Node and Cluster Workflow
When many unrelated Pods fail on one node, inspect node health before debugging each workload.
kubectl describe node <node>
kubectl get node <node> -o jsonpath='{.status.conditions}'
kubectl top node <node>
kubectl get pods --all-namespaces --field-selector spec.nodeName=<node> -o wide
Node conditions such as MemoryPressure, DiskPressure, PIDPressure, and Ready=False explain scheduling and eviction behavior. On the node, kubelet, container runtime, CNI plugin, disk, and certificate state are the usual next checks.

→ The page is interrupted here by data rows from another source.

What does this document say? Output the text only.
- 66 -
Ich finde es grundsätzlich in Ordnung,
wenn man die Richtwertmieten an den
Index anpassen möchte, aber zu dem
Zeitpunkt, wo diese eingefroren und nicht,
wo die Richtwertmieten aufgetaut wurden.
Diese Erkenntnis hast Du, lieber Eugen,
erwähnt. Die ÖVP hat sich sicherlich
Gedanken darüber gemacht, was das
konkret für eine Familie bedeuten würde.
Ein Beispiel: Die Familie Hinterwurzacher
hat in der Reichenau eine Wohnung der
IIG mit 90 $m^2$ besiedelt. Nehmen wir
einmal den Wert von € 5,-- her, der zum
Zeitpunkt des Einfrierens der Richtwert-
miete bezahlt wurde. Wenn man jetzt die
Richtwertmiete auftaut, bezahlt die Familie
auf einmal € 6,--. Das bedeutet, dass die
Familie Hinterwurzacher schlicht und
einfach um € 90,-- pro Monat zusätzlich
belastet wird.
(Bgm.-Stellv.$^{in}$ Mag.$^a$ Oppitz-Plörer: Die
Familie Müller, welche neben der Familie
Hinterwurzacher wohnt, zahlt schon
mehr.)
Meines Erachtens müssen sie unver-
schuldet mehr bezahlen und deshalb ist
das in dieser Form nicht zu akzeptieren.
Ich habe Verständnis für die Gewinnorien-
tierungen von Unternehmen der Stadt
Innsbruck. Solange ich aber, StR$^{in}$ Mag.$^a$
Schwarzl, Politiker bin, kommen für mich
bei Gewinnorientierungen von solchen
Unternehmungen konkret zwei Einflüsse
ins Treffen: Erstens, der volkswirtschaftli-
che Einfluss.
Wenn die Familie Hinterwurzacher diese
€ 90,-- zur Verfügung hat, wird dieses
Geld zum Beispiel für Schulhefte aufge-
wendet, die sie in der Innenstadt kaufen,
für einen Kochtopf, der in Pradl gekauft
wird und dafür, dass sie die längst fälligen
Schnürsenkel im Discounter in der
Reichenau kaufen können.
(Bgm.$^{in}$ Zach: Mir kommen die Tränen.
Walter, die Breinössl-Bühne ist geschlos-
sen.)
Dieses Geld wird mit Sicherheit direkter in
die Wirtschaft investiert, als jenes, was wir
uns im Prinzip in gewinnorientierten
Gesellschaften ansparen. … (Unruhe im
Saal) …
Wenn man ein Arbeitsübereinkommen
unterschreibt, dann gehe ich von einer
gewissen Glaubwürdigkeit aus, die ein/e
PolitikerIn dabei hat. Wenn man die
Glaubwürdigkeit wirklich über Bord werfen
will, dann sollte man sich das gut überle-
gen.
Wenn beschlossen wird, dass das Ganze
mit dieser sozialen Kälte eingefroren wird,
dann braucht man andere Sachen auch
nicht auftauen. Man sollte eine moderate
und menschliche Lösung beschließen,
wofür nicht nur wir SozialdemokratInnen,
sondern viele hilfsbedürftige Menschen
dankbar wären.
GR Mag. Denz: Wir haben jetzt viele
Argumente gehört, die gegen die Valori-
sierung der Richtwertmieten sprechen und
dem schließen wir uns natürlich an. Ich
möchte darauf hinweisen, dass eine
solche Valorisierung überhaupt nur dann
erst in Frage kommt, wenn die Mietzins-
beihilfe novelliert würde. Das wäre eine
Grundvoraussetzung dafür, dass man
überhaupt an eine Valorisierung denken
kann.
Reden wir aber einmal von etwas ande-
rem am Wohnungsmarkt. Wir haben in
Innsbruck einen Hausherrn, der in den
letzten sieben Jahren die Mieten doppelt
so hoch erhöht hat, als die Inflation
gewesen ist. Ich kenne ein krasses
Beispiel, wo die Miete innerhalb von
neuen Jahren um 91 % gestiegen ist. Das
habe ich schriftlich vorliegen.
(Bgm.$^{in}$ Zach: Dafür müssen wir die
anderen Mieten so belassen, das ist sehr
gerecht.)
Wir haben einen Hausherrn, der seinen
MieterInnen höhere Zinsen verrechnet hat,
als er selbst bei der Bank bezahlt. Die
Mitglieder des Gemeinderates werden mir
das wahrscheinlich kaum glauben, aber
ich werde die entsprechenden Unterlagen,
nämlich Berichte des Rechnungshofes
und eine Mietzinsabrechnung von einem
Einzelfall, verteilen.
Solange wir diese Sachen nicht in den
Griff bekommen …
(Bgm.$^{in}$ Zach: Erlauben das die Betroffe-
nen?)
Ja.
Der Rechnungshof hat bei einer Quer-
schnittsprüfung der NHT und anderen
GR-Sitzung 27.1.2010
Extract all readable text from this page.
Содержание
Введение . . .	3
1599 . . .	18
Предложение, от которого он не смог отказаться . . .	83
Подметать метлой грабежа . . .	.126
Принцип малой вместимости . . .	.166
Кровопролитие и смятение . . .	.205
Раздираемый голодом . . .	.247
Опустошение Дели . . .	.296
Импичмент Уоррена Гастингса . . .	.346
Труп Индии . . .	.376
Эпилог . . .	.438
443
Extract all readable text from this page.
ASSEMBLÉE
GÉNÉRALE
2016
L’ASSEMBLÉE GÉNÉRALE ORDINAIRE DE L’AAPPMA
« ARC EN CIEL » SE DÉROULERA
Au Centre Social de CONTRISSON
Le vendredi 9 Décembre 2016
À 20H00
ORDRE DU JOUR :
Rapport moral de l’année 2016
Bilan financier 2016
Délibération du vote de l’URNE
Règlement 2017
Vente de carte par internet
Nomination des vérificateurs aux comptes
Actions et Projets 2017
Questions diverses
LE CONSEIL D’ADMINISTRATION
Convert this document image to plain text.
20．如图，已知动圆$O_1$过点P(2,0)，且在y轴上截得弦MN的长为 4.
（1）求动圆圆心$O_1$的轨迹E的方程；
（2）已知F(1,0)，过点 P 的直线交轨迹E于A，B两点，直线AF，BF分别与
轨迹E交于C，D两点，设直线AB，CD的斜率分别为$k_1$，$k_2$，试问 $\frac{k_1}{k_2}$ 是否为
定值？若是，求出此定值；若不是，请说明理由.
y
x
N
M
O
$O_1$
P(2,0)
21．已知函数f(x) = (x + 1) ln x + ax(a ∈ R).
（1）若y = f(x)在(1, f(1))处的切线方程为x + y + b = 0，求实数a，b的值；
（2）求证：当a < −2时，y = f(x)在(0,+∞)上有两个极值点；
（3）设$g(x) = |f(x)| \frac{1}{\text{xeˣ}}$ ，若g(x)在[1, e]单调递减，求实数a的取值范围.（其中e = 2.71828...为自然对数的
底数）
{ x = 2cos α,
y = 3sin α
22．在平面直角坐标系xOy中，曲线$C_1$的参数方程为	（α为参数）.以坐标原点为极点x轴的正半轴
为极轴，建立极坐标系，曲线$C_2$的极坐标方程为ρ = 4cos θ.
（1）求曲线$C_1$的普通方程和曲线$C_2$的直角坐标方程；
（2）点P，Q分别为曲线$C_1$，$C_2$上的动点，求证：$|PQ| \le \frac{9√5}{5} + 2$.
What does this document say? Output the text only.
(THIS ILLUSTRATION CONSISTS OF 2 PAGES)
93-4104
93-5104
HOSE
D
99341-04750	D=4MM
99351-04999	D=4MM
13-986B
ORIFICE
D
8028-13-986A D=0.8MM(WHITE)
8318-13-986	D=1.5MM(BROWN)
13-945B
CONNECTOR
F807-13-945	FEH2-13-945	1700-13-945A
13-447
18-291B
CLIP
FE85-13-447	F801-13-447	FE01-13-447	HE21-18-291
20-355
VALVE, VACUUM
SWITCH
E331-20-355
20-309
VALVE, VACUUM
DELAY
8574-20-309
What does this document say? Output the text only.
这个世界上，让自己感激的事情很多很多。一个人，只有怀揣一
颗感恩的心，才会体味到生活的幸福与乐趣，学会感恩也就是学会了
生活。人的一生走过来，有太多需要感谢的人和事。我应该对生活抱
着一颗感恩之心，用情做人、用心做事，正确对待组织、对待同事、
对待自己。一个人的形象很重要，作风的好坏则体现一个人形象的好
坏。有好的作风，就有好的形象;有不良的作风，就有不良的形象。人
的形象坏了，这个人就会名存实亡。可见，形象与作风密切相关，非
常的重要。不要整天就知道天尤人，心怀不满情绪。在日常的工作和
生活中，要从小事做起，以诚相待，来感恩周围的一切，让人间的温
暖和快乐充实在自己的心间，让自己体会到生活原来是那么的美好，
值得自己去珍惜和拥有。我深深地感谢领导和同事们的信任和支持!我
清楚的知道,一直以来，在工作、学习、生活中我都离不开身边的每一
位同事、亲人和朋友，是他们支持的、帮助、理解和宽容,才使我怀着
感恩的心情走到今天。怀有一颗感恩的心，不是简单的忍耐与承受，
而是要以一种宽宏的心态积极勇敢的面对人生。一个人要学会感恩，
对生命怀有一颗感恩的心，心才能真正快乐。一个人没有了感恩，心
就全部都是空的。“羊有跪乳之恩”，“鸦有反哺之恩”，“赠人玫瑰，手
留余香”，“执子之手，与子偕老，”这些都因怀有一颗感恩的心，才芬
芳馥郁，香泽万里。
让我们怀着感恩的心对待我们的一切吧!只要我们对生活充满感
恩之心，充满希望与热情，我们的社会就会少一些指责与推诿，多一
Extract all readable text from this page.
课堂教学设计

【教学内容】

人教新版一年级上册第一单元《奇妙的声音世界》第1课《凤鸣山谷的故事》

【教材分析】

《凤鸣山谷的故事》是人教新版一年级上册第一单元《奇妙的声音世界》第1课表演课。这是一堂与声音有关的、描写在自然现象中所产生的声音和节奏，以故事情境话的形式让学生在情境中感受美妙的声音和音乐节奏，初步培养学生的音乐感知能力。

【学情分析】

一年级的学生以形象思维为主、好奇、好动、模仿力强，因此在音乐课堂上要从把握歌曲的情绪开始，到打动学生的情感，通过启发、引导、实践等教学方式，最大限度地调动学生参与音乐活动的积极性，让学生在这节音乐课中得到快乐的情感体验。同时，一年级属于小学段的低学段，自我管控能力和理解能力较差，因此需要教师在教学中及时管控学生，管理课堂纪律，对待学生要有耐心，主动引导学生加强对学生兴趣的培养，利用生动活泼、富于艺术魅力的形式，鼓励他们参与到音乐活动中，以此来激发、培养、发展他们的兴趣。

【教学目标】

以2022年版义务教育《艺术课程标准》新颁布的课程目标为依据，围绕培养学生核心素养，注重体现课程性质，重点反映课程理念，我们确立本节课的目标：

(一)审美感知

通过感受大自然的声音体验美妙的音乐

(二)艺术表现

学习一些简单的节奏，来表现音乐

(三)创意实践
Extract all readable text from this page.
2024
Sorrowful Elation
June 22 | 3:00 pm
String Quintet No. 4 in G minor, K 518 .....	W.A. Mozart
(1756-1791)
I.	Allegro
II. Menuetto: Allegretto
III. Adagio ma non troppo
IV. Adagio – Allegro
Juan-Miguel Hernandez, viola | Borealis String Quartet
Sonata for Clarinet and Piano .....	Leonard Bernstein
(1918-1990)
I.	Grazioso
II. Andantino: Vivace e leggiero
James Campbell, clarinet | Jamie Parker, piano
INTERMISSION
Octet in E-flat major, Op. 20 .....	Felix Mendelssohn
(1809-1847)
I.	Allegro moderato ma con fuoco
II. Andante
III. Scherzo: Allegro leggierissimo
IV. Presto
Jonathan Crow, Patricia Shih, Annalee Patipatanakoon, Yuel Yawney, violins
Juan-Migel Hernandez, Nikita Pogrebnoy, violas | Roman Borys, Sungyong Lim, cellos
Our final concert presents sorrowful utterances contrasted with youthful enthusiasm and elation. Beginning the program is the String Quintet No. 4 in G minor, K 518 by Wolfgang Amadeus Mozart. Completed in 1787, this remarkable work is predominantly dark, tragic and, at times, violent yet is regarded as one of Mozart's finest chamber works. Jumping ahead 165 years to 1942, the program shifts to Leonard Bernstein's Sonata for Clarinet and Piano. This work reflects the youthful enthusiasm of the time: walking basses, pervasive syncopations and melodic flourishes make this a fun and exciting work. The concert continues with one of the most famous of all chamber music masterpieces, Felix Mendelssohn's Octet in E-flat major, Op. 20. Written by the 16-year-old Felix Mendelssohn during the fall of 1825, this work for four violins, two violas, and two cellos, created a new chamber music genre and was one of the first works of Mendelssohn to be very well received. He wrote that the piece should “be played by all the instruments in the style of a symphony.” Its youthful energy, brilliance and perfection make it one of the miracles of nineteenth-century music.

Node pressure decision tree:
flowchart TD
Symptom[Pods evicted or node NotReady] --> Conditions[kubectl describe node conditions]
Conditions --> Memory[MemoryPressure]
Conditions --> Disk[DiskPressure]
Conditions --> PID[PIDPressure]
Conditions --> Ready[Ready=False]
Memory --> MemChecks[PSI, OOM events, top RSS, cgroup memory]
Disk --> DiskChecks[imagefs/nodefs usage, logs, emptyDir, inode pressure]
PID --> PIDChecks[pid limits, fork storms, process counts]
Ready --> NodeChecks[kubelet, runtime, CNI, certificates, network]
Treat node pressure as a scheduling and eviction problem first. Deleting Pods without fixing the pressure source usually recreates the same failure on the same or another node.
Image Pull Failure Workflow
Image pulls cross registry naming, credentials, DNS, TLS, network policy, runtime, and node disk state.
kubectl -n <namespace> describe pod <pod>
kubectl -n <namespace> get secret <pull-secret> -o yaml
kubectl get node <node> -o wide
kubectl debug node/<node> -it --image=nicolaka/netshoot
nslookup <registry-host>
curl -vk https://<registry-host>/v2/
| Event or Symptom | Likely Cause |
|---|---|
manifest unknown |
Wrong image name or tag. |
unauthorized |
Missing or wrong imagePullSecret, registry scope, or token expiry. |
| TLS x509 error | Registry certificate chain, MITM proxy, or node trust store. |
| DNS timeout | Node resolver, firewall, proxy, or private registry DNS. |
| Pull starts then stalls | Registry throttling, NAT/proxy, node disk pressure, or MTU. |
Evidence Capture
For incidents, capture state before deleting Pods or restarting components:
ns=<namespace>
app=<app-label>
mkdir -p k8s-capture
kubectl -n "$ns" get deploy,rs,pod,svc,endpointslice,networkpolicy,pvc -l app="$app" -o yaml > k8s-capture/objects.yaml
kubectl -n "$ns" get events --sort-by=.lastTimestamp > k8s-capture/events.txt
kubectl -n "$ns" describe pod -l app="$app" > k8s-capture/pods.describe.txt
kubectl -n "$ns" logs -l app="$app" --all-containers --prefix --tail=300 > k8s-capture/logs.txt
Study Cards
Why start Kubernetes troubleshooting with describe and events?
They show scheduler, kubelet, image pull, probe, volume, and controller messages that are not visible from a simple get command.
What does CrashLoopBackOff mean?
The container process keeps starting and exiting or being killed, so Kubernetes backs off before trying again.
Why can a Service exist but send no traffic?
It may have no ready EndpointSlices because selectors, Pod labels, readiness, or ports do not match.
What should you capture before deleting a broken Pod?
Object YAML, events, describe output, current and previous logs, and node placement.